Base case ($250-280): Delivers within FY27 guidance (~13% revenue growth, 38.5-39% margins), continued beat-and-raise cadence, gradual re-rating as market recognizes valuation disconnect. FCF of $2.7-2.8B supports buyback accretion.
Bear case ($190-215): Tariffs hit construction starts, GTM restructuring causes billings disruption beyond guidance, FY27 EPS misses the step-up, multiple compresses further to 16-17x.
Bottom line: This is a high-quality oligopoly business firing on most cylinders -- revenue accelerating, margins expanding, FCF growing -- trading at the cheapest multiple in its peer group while fundamentals improve. The worse-to-better sentiment inversion is genuine. The key risk is near-term execution through the GTM restructuring and construction cycle sensitivity.
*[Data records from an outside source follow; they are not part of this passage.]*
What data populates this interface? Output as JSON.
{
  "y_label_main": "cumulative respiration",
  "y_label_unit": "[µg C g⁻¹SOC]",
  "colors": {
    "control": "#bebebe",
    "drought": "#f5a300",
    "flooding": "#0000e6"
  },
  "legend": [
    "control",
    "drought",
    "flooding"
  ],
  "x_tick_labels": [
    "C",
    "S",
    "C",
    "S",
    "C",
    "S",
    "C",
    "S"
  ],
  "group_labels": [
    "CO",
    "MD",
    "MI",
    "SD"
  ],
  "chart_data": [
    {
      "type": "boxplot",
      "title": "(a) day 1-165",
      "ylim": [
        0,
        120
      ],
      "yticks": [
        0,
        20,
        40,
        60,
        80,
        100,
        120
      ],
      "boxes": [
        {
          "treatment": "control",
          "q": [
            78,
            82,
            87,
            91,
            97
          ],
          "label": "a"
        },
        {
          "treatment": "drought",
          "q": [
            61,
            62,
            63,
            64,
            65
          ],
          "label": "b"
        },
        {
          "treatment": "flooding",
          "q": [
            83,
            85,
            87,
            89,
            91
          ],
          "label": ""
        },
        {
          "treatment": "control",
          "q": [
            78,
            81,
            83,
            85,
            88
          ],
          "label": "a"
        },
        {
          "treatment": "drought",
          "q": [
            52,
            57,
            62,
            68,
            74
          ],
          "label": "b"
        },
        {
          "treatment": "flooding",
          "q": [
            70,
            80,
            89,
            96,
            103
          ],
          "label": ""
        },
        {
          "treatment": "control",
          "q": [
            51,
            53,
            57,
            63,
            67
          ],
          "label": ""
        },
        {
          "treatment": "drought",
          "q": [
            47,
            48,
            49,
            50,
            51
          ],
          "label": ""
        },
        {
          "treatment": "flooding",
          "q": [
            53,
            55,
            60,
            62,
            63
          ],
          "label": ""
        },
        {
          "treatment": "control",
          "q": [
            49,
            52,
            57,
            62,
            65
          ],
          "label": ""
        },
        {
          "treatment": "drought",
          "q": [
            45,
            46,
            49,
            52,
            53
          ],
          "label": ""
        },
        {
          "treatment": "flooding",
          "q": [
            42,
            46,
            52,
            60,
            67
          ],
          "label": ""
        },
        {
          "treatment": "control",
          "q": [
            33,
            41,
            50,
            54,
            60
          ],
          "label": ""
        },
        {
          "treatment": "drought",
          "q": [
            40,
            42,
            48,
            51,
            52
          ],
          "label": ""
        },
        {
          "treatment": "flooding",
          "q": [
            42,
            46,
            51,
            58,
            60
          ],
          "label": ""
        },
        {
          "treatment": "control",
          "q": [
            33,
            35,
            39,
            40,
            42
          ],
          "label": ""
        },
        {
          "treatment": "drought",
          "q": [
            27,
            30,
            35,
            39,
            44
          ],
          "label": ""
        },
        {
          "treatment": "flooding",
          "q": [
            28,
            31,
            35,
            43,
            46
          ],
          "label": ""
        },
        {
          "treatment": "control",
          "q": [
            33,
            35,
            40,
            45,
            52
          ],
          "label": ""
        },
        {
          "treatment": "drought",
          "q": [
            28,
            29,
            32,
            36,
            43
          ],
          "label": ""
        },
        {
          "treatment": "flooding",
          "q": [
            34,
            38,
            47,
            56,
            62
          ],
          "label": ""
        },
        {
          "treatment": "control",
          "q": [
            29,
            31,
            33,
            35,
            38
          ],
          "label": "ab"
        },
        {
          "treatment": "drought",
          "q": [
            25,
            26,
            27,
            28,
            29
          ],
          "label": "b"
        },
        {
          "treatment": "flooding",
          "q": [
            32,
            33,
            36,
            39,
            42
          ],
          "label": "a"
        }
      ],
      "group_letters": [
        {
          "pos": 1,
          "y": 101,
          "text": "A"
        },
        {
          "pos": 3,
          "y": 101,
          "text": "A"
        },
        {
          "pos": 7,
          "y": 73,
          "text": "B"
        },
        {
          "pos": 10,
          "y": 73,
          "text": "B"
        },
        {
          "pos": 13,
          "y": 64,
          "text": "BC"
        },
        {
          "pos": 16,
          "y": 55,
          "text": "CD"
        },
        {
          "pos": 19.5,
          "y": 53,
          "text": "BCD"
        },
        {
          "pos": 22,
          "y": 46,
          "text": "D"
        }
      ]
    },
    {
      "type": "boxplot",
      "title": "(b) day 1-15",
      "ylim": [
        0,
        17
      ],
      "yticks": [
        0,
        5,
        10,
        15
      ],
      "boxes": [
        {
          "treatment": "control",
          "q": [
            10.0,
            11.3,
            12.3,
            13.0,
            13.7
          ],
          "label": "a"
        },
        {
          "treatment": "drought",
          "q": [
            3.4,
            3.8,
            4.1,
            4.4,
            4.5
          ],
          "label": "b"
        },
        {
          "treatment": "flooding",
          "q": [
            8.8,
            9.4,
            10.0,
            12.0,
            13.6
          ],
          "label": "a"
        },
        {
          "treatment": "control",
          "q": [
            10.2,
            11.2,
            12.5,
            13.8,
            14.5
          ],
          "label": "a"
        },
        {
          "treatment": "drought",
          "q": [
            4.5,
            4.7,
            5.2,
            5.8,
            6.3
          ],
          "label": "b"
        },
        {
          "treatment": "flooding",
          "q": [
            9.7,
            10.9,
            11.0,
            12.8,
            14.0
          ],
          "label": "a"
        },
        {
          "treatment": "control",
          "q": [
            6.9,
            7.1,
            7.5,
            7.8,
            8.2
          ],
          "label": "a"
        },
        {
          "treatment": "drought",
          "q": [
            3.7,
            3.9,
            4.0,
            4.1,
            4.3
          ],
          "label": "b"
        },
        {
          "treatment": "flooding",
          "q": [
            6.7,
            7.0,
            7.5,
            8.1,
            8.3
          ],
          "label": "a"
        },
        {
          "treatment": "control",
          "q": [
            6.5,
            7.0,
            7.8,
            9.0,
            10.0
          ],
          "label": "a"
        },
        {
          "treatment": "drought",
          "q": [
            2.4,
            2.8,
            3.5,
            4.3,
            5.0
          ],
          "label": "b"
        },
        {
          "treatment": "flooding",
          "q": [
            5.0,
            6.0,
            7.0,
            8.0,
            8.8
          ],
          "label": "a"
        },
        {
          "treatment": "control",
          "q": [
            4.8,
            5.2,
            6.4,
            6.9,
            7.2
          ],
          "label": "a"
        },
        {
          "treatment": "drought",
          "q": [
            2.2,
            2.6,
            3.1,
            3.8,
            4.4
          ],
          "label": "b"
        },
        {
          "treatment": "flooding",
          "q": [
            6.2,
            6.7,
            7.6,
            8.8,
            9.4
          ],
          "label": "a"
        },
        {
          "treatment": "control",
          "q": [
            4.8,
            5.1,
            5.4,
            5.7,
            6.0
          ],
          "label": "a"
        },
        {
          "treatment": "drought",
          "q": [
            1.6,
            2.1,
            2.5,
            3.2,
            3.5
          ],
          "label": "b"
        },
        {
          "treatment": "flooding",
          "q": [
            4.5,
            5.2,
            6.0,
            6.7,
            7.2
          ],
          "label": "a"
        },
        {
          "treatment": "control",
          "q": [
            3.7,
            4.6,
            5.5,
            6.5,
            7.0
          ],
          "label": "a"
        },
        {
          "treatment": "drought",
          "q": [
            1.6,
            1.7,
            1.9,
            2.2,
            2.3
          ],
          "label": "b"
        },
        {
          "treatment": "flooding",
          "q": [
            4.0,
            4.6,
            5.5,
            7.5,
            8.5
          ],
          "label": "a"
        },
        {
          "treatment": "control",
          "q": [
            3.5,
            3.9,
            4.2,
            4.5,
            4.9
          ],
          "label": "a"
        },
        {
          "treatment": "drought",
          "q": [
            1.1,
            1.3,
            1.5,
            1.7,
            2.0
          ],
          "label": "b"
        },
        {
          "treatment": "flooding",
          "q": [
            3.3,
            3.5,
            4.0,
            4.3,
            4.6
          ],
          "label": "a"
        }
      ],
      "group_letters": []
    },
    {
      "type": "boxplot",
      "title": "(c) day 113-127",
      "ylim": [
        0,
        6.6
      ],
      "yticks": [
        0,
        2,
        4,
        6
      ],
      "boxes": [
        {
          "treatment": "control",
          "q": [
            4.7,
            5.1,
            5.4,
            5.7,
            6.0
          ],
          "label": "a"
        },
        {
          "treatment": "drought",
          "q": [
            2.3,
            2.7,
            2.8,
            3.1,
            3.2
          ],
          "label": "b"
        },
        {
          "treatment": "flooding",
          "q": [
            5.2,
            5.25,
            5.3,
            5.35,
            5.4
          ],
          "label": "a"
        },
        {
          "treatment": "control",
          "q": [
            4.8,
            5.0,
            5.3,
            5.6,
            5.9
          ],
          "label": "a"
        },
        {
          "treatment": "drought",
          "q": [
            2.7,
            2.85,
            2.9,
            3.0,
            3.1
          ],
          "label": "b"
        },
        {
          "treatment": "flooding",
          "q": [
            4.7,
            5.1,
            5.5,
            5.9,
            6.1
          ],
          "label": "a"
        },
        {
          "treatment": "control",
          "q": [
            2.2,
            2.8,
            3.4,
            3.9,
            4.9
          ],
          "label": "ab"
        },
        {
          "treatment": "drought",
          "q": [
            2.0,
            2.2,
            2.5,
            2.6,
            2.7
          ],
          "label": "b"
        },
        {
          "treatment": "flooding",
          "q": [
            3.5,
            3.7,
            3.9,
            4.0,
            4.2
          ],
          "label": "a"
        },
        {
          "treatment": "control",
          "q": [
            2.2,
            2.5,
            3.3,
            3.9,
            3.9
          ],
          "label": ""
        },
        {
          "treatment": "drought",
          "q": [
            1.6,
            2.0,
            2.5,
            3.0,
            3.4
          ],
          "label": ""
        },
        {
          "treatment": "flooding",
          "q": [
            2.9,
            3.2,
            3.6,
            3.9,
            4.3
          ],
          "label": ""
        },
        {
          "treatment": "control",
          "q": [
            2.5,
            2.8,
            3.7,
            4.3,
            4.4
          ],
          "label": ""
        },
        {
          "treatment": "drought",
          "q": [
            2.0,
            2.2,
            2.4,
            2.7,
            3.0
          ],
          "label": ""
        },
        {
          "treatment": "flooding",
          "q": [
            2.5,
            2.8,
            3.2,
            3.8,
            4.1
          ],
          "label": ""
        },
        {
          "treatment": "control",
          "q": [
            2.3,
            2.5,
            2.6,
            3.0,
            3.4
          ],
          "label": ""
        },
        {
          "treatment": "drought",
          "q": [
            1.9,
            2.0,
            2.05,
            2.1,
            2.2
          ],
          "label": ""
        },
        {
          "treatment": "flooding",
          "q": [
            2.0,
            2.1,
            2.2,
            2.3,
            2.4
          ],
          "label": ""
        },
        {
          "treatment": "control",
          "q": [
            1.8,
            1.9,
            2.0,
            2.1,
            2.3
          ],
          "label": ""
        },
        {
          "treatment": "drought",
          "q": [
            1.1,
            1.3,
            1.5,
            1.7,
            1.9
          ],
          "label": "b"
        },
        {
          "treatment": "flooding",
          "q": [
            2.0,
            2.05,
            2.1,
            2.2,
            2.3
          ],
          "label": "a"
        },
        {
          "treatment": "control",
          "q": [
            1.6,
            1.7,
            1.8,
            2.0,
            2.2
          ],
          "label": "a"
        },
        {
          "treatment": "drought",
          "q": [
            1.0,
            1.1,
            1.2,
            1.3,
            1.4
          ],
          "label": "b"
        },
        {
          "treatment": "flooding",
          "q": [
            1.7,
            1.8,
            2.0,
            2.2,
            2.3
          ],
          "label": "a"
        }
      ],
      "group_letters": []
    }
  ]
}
Key catalysts and monitoring points:
- FY27 Q1 execution (May 2026): First quarter post-GTM restructuring. Billings and revenue trends will reveal whether disruption is contained to guidance.
- Margin trajectory: FY27 guided 38.5-39% non-GAAP OPM. Progress toward 41% by FY29 is the key long-term promise.
- AI monetization signals: Autodesk AI Assistant, Forma platform adoption, consumption-based revenue mix trending above 17%.
- Construction spending resilience: Tariff impact on AEC end markets -- watch for data center, infrastructure, and industrial offsets to commercial softness.
- MFG acceleration sustainability: Q4 FY26 hit 20%+ growth. If this sustains, it diversifies the growth story beyond AEC.
- Buyback pace: $1.4B in FY26 (~50% of FCF). Management buying more aggressively on price weakness is a positive signal.
For the full analysis, see the Business Model, Financials, and Concerns & Risks pages.
Concerns, Catalysts & Risks -- full analysis
Accumulate -- AEC/BIM oligopoly with accelerating growth at anomalously cheap 19x forward P/E. Stock down 28% near 52-week lows while fundamentals accelerating (revenue +17.5%, FCF +54%, margins expanding). Genuine worse-to-better sentiment inversion.
The 19x forward P/E is the cheapest in the peer group by a wide margin (BSY ~35x, PTC ~22x, TRMB ~30x, peer avg ~29x). This valuation compression has occurred while revenue growth accelerated +600bps, margins broke out of a 3-year plateau, and FCF surged 54%.
Monitor: (1) FY27 Q1 execution through GTM restructuring, (2) construction spending resilience amid tariffs, (3) AI monetization traction. If FY27 Q1 confirms the trajectory, the risk-reward shifts further in favor of a more aggressive position.